For the past few days, we’ve been experiencing thundering herd-esque downtime every time we deploy at the top of the hour. The top of the hour nuance is not actually that uncommon: we serve a lot of RSS traffic. (A fun fact is that 80% of our page views come from RSS readers and scrapers and the vast majority of them are fairly naive and run the equivalent of an hourly cron to ping every single RSS feed in which they are interested.)
After investigation, we were able to identify the reason why this started happening recently, even though the above traffic pattern and our general CI/CD posture has remained unchanged. Part of our firewall system involves checking incoming IP addresses against a deny list culled from a variety of trusted sources. In order to make the firewall as performant as possible, we aggressively cache that list so that we're not pulling it every time a subscription attempt is made.
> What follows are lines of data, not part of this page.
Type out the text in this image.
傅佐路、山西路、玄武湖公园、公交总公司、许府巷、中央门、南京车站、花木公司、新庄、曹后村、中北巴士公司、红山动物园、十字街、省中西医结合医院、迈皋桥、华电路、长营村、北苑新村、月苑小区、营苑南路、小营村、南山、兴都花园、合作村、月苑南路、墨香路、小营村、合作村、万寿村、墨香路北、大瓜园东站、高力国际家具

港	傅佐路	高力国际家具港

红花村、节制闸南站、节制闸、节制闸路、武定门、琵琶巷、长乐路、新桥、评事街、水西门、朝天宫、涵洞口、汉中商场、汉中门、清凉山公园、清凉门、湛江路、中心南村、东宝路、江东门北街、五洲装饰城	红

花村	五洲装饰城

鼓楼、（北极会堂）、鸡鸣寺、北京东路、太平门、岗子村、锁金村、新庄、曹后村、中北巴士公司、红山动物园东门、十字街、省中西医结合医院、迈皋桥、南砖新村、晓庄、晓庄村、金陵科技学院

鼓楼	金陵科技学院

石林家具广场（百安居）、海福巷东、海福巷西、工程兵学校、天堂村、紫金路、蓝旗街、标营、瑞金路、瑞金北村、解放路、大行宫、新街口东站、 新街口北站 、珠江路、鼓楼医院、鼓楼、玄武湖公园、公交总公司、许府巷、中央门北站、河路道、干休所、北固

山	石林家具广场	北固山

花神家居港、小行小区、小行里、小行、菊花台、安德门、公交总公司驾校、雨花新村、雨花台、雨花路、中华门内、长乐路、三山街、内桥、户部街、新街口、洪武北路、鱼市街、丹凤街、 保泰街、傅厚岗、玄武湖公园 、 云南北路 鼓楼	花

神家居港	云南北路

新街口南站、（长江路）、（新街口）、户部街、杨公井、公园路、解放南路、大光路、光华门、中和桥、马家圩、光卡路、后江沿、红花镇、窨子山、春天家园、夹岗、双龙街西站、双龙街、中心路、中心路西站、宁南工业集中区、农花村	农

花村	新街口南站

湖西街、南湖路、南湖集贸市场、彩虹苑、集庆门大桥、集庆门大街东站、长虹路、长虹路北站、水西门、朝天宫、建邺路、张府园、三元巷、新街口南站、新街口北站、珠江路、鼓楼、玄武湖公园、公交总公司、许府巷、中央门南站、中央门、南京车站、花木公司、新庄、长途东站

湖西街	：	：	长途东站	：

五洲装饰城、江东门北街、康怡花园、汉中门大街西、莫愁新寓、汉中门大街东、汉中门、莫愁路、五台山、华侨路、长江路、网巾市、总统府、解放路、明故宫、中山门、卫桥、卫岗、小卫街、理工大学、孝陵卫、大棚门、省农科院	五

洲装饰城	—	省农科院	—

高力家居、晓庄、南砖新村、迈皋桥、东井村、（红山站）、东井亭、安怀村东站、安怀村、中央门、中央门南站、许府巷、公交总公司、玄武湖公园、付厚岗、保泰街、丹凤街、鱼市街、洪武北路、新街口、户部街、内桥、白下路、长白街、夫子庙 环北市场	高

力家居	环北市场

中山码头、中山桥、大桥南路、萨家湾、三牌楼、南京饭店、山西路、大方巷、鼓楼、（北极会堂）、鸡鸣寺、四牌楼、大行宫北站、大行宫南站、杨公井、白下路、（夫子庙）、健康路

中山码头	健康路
However, we recently changed the logic to expand the purview of the database that held those IP addresses to also store aggregate-level data about IPs for telemetry purposes.
At a high level, the logic looked something like this:
@cache def get_problematic_ip_addresses(): ip_address_models = IPAddress.objects.all() return { ip.ip_address for ip in ip_address_models if ip.do_not_honor }
And that logic remained the same! But that backing IPAddress model went from a few hundred records to a few hundred thousand, replete with a JSON payload for each IP.
And because we were caching this, it meant that even with rolling deploys, every single time a new server would come online, it would be aggressively unresponsive as it tried to pull and then collate every single IP address within the 30-second time span of a request.
We’ve fixed this trivially:
@cache def get_problematic_ip_addresses(): ip_address_models = IPAddress.objects.filter(do_not_honor=True) return { ip.ip_address for ip in ip_address_models }
Going forward, we’ll be paying much closer attention to the actual timeline of the deploy process. It was easy to chalk this up to luck of the draw to a certain extent, but such “luck” is scarce and still came at the cost of severely degraded performance. By logging and alerting on startup time and deviations thereof, we’ll be able to more actively identify aberrations of this nature in the future.

Updated
Jul 17 at 12:10pm EDT

We've identified the issue, and see service being restored. We're continuing to monitor as there may be intermittent errors.

Created
Jul 17 at 11:50am EDT

We're currently investigating reports that the web app is unavailable. This is impacting the Dashboard, login and hosted archives.